Net revenue rose 6% year over year to $1.04 billion, in line with the Wall Street estimate. The company attributed the increase to strong casino and hotel volumes, continued increases in room rates and increased customer spending throughout its resort network.

Casino revenue increased 5% in the quarter, while hotel revenue was up 8%, with a higher occupancy rate of 93%, up from 92% in the third quarter of last year. Revenue per available room, or revpar, in Las Vegas jumped 10% year over year on what the company said was "robust" travel to the city.

"All of our resorts continue to generate industry-leading results, with our success in the third quarter building upon the foundation we've established through 2004," said Terry Lanni, MGM Mirage's chief executive, in an earnings news release. "We believe these positive trends will continue into the fourth quarter and throughout 2005. All of our indicators point to continued success for the Las Vegas leisure and convention businesses in the foreseeable future, and our resorts are uniquely positioned to benefit from that success."

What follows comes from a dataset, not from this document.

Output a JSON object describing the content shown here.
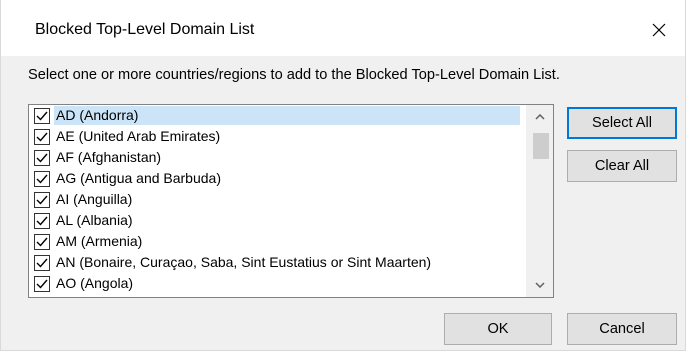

The company's shares fell $2.75, or 5.0%, to $52.30.

Looking ahead, MGM Mirage said it expects adjusted EPS of 35 cents to 45 cents in the fourth quarter, compared to 36 cents in the prior-year period, and below the consensus forecast for 50 cents a share. The company attributed the forecast to non-operating items, primarily higher interest expenses. MGM Mirage issued $1 billion of fixed-rate debt in the latest quarter. Revpar is forecast to grow by 8% to 10% in the fourth quarter of 2004.